Rose called it "a dream come true." Saying he "wants the pressure" of playing for the Bulls after watching them win rings while he was a kid. But there's added pressure that Pooh has inherited something that might be even heavier -- although less difficult -- than playing in the shadow of Michael Jordan.
Try playing in the shadow of a ghost.
This might be the reason Rose and his family decided not to choose the No. 25 that Rose wore at Simeon (he wore No. 23 at Memphis). Because as much as Derrick Rose carries the spirit of Ben Wilson with him on the basketball court, he still must find his way in the game and find himself. Still, it might be something so deep that a decision to flip a jersey number might not be enough.

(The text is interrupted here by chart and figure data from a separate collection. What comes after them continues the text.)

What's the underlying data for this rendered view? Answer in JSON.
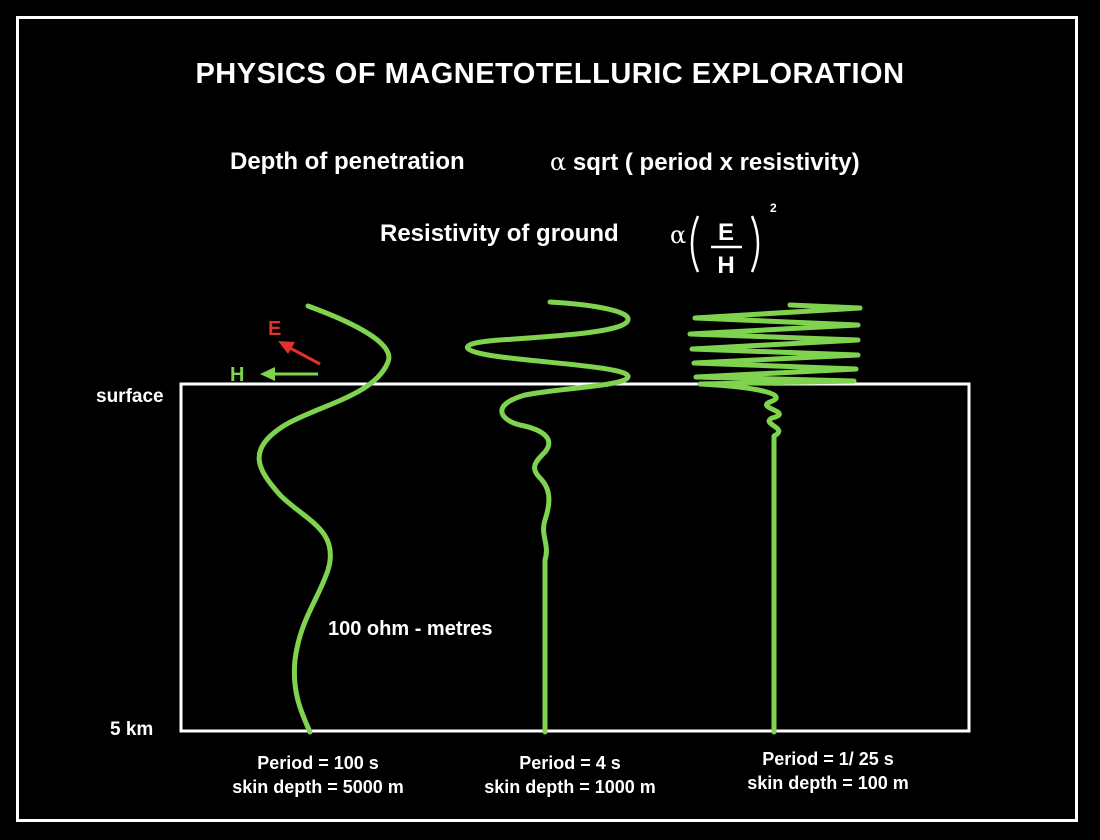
{
  "title": "PHYSICS OF MAGNETOTELLURIC EXPLORATION",
  "equation1": {
    "left": "Depth of penetration",
    "symbol": "α",
    "right": "sqrt ( period x resistivity)"
  },
  "equation2": {
    "left": "Resistivity of ground",
    "symbol": "α",
    "numerator": "E",
    "denominator": "H",
    "exponent": "2"
  },
  "labels": {
    "surface": "surface",
    "depth": "5 km",
    "E": "E",
    "H": "H",
    "resistivity": "100 ohm - metres"
  },
  "waves": [
    {
      "period": "Period = 100 s",
      "skin": "skin depth = 5000  m"
    },
    {
      "period": "Period = 4 s",
      "skin": "skin depth = 1000  m"
    },
    {
      "period": "Period = 1/ 25  s",
      "skin": "skin depth = 100 m"
    }
  ],
  "colors": {
    "wave": "#7fd34e",
    "E_arrow": "#e0322a",
    "H_arrow": "#7fd34e",
    "box": "#ffffff"
  }
}
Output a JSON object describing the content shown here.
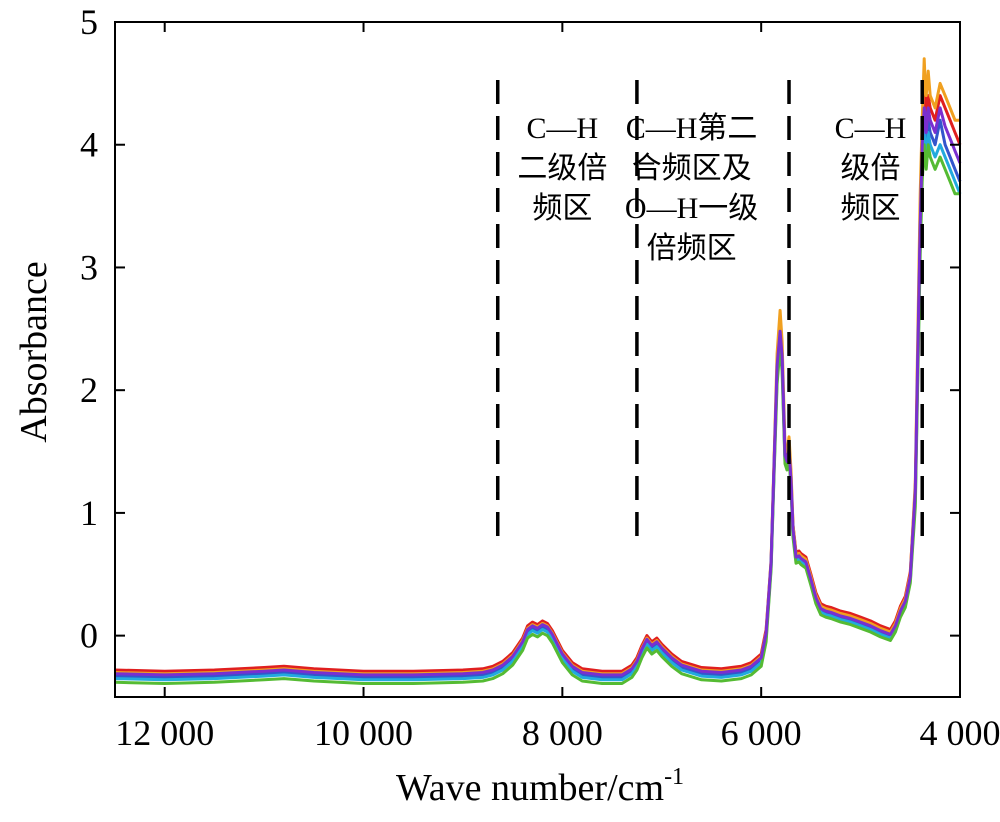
{
  "chart_data": {
    "type": "line",
    "title": "",
    "xlabel": "Wave number/cm",
    "xlabel_superscript": "-1",
    "ylabel": "Absorbance",
    "xlim": [
      12500,
      4000
    ],
    "ylim": [
      -0.5,
      5
    ],
    "x_reversed": true,
    "grid": false,
    "legend": "none",
    "x_ticks": [
      {
        "value": 12000,
        "label": "12 000"
      },
      {
        "value": 10000,
        "label": "10 000"
      },
      {
        "value": 8000,
        "label": "8 000"
      },
      {
        "value": 6000,
        "label": "6 000"
      },
      {
        "value": 4000,
        "label": "4 000"
      }
    ],
    "y_ticks": [
      {
        "value": 0,
        "label": "0"
      },
      {
        "value": 1,
        "label": "1"
      },
      {
        "value": 2,
        "label": "2"
      },
      {
        "value": 3,
        "label": "3"
      },
      {
        "value": 4,
        "label": "4"
      },
      {
        "value": 5,
        "label": "5"
      }
    ],
    "region_dividers": [
      8650,
      7250,
      5720,
      4380
    ],
    "region_labels": [
      {
        "x": 8000,
        "lines": [
          "C—H",
          "二级倍",
          "频区"
        ]
      },
      {
        "x": 6700,
        "lines": [
          "C—H第二",
          "合频区及",
          "O—H一级",
          "倍频区"
        ]
      },
      {
        "x": 4900,
        "lines": [
          "C—H",
          "级倍",
          "频区"
        ]
      }
    ],
    "x": [
      12500,
      12000,
      11500,
      11000,
      10800,
      10500,
      10000,
      9500,
      9000,
      8800,
      8700,
      8600,
      8500,
      8400,
      8350,
      8300,
      8250,
      8200,
      8150,
      8100,
      8000,
      7900,
      7800,
      7600,
      7400,
      7300,
      7250,
      7200,
      7150,
      7100,
      7050,
      7000,
      6900,
      6800,
      6600,
      6400,
      6200,
      6100,
      6000,
      5950,
      5900,
      5870,
      5840,
      5810,
      5790,
      5760,
      5740,
      5720,
      5700,
      5680,
      5650,
      5620,
      5600,
      5550,
      5500,
      5450,
      5400,
      5350,
      5300,
      5200,
      5100,
      5000,
      4900,
      4800,
      4700,
      4650,
      4600,
      4550,
      4500,
      4450,
      4400,
      4380,
      4360,
      4350,
      4340,
      4320,
      4300,
      4250,
      4200,
      4150,
      4100,
      4050,
      4000
    ],
    "series": [
      {
        "color": "#e01f1f",
        "values": [
          -0.28,
          -0.29,
          -0.28,
          -0.26,
          -0.25,
          -0.27,
          -0.29,
          -0.29,
          -0.28,
          -0.27,
          -0.25,
          -0.21,
          -0.14,
          -0.02,
          0.08,
          0.11,
          0.09,
          0.12,
          0.1,
          0.04,
          -0.12,
          -0.22,
          -0.27,
          -0.29,
          -0.29,
          -0.24,
          -0.18,
          -0.08,
          0.0,
          -0.05,
          -0.02,
          -0.07,
          -0.15,
          -0.21,
          -0.26,
          -0.27,
          -0.25,
          -0.22,
          -0.15,
          0.05,
          0.6,
          1.4,
          2.2,
          2.5,
          2.3,
          1.5,
          1.45,
          1.55,
          1.3,
          0.9,
          0.68,
          0.69,
          0.67,
          0.64,
          0.5,
          0.35,
          0.26,
          0.24,
          0.23,
          0.2,
          0.18,
          0.15,
          0.12,
          0.08,
          0.05,
          0.12,
          0.24,
          0.32,
          0.52,
          1.2,
          3.4,
          4.0,
          4.3,
          4.4,
          4.2,
          4.4,
          4.3,
          4.2,
          4.4,
          4.3,
          4.2,
          4.1,
          4.0
        ]
      },
      {
        "color": "#f0a020",
        "values": [
          -0.3,
          -0.31,
          -0.3,
          -0.28,
          -0.27,
          -0.29,
          -0.31,
          -0.31,
          -0.3,
          -0.29,
          -0.27,
          -0.23,
          -0.16,
          -0.04,
          0.06,
          0.09,
          0.07,
          0.1,
          0.08,
          0.02,
          -0.14,
          -0.24,
          -0.29,
          -0.31,
          -0.31,
          -0.26,
          -0.2,
          -0.1,
          -0.02,
          -0.07,
          -0.04,
          -0.09,
          -0.17,
          -0.23,
          -0.28,
          -0.29,
          -0.27,
          -0.24,
          -0.17,
          0.03,
          0.62,
          1.45,
          2.3,
          2.65,
          2.4,
          1.55,
          1.5,
          1.62,
          1.35,
          0.9,
          0.66,
          0.67,
          0.65,
          0.62,
          0.48,
          0.33,
          0.24,
          0.22,
          0.21,
          0.18,
          0.16,
          0.13,
          0.1,
          0.06,
          0.03,
          0.1,
          0.22,
          0.3,
          0.5,
          1.25,
          3.6,
          4.2,
          4.7,
          4.5,
          4.4,
          4.6,
          4.4,
          4.3,
          4.5,
          4.4,
          4.3,
          4.2,
          4.2
        ]
      },
      {
        "color": "#3355cc",
        "values": [
          -0.33,
          -0.34,
          -0.33,
          -0.31,
          -0.3,
          -0.32,
          -0.34,
          -0.34,
          -0.33,
          -0.32,
          -0.3,
          -0.26,
          -0.19,
          -0.07,
          0.03,
          0.06,
          0.04,
          0.07,
          0.05,
          -0.01,
          -0.17,
          -0.27,
          -0.32,
          -0.34,
          -0.34,
          -0.29,
          -0.23,
          -0.13,
          -0.05,
          -0.1,
          -0.07,
          -0.12,
          -0.2,
          -0.26,
          -0.31,
          -0.32,
          -0.3,
          -0.27,
          -0.2,
          0.0,
          0.58,
          1.38,
          2.15,
          2.45,
          2.25,
          1.45,
          1.4,
          1.5,
          1.25,
          0.85,
          0.63,
          0.64,
          0.62,
          0.59,
          0.45,
          0.3,
          0.21,
          0.19,
          0.18,
          0.15,
          0.13,
          0.1,
          0.07,
          0.03,
          0.0,
          0.07,
          0.19,
          0.27,
          0.47,
          1.15,
          3.3,
          3.9,
          4.2,
          4.1,
          4.0,
          4.2,
          4.1,
          4.0,
          4.2,
          4.0,
          3.9,
          3.8,
          3.7
        ]
      },
      {
        "color": "#22aadd",
        "values": [
          -0.35,
          -0.36,
          -0.35,
          -0.33,
          -0.32,
          -0.34,
          -0.36,
          -0.36,
          -0.35,
          -0.34,
          -0.32,
          -0.28,
          -0.21,
          -0.09,
          0.01,
          0.04,
          0.02,
          0.05,
          0.03,
          -0.03,
          -0.19,
          -0.29,
          -0.34,
          -0.36,
          -0.36,
          -0.31,
          -0.25,
          -0.15,
          -0.07,
          -0.12,
          -0.09,
          -0.14,
          -0.22,
          -0.28,
          -0.33,
          -0.34,
          -0.32,
          -0.29,
          -0.22,
          -0.02,
          0.56,
          1.35,
          2.1,
          2.4,
          2.2,
          1.42,
          1.37,
          1.47,
          1.22,
          0.82,
          0.61,
          0.62,
          0.6,
          0.57,
          0.43,
          0.28,
          0.19,
          0.17,
          0.16,
          0.13,
          0.11,
          0.08,
          0.05,
          0.01,
          -0.02,
          0.05,
          0.17,
          0.25,
          0.45,
          1.1,
          3.2,
          3.8,
          4.1,
          4.0,
          3.9,
          4.1,
          4.0,
          3.9,
          4.0,
          3.9,
          3.8,
          3.7,
          3.6
        ]
      },
      {
        "color": "#55bb33",
        "values": [
          -0.38,
          -0.39,
          -0.38,
          -0.36,
          -0.35,
          -0.37,
          -0.39,
          -0.39,
          -0.38,
          -0.37,
          -0.35,
          -0.31,
          -0.24,
          -0.12,
          -0.02,
          0.01,
          -0.01,
          0.02,
          0.0,
          -0.06,
          -0.22,
          -0.32,
          -0.37,
          -0.39,
          -0.39,
          -0.34,
          -0.28,
          -0.18,
          -0.1,
          -0.15,
          -0.12,
          -0.17,
          -0.25,
          -0.31,
          -0.36,
          -0.37,
          -0.35,
          -0.32,
          -0.25,
          -0.05,
          0.54,
          1.32,
          2.05,
          2.35,
          2.15,
          1.4,
          1.35,
          1.45,
          1.2,
          0.8,
          0.59,
          0.6,
          0.58,
          0.55,
          0.41,
          0.26,
          0.17,
          0.15,
          0.14,
          0.11,
          0.09,
          0.06,
          0.03,
          -0.01,
          -0.04,
          0.03,
          0.15,
          0.23,
          0.43,
          1.05,
          3.1,
          3.7,
          4.0,
          3.9,
          3.8,
          4.0,
          3.9,
          3.8,
          3.9,
          3.8,
          3.7,
          3.6,
          3.6
        ]
      },
      {
        "color": "#7a2fd0",
        "values": [
          -0.31,
          -0.32,
          -0.31,
          -0.29,
          -0.28,
          -0.3,
          -0.32,
          -0.32,
          -0.31,
          -0.3,
          -0.28,
          -0.24,
          -0.17,
          -0.05,
          0.05,
          0.08,
          0.06,
          0.09,
          0.07,
          0.01,
          -0.15,
          -0.25,
          -0.3,
          -0.32,
          -0.32,
          -0.27,
          -0.21,
          -0.11,
          -0.03,
          -0.08,
          -0.05,
          -0.1,
          -0.18,
          -0.24,
          -0.29,
          -0.3,
          -0.28,
          -0.25,
          -0.18,
          0.02,
          0.6,
          1.4,
          2.2,
          2.48,
          2.28,
          1.47,
          1.42,
          1.52,
          1.27,
          0.87,
          0.64,
          0.65,
          0.63,
          0.6,
          0.46,
          0.31,
          0.22,
          0.2,
          0.19,
          0.16,
          0.14,
          0.11,
          0.08,
          0.04,
          0.01,
          0.08,
          0.2,
          0.28,
          0.48,
          1.18,
          3.35,
          4.0,
          4.3,
          4.25,
          4.1,
          4.3,
          4.2,
          4.1,
          4.3,
          4.15,
          4.05,
          3.95,
          3.85
        ]
      }
    ]
  }
}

Jeff Wilson will continue to carry with him this truth that his brother's basketball life is spiritually being finished by someone else. He isn't alone. Hoop aficionados feel the same way. And as right or wrong, fair or unfair, as it is to Rose, that's life. And in this case, death.
Jeff says of Pooh, "One day I'd love to met him."
I'm thinking that maybe he already has.
Scoop Jackson is a columnist for ESPN.com.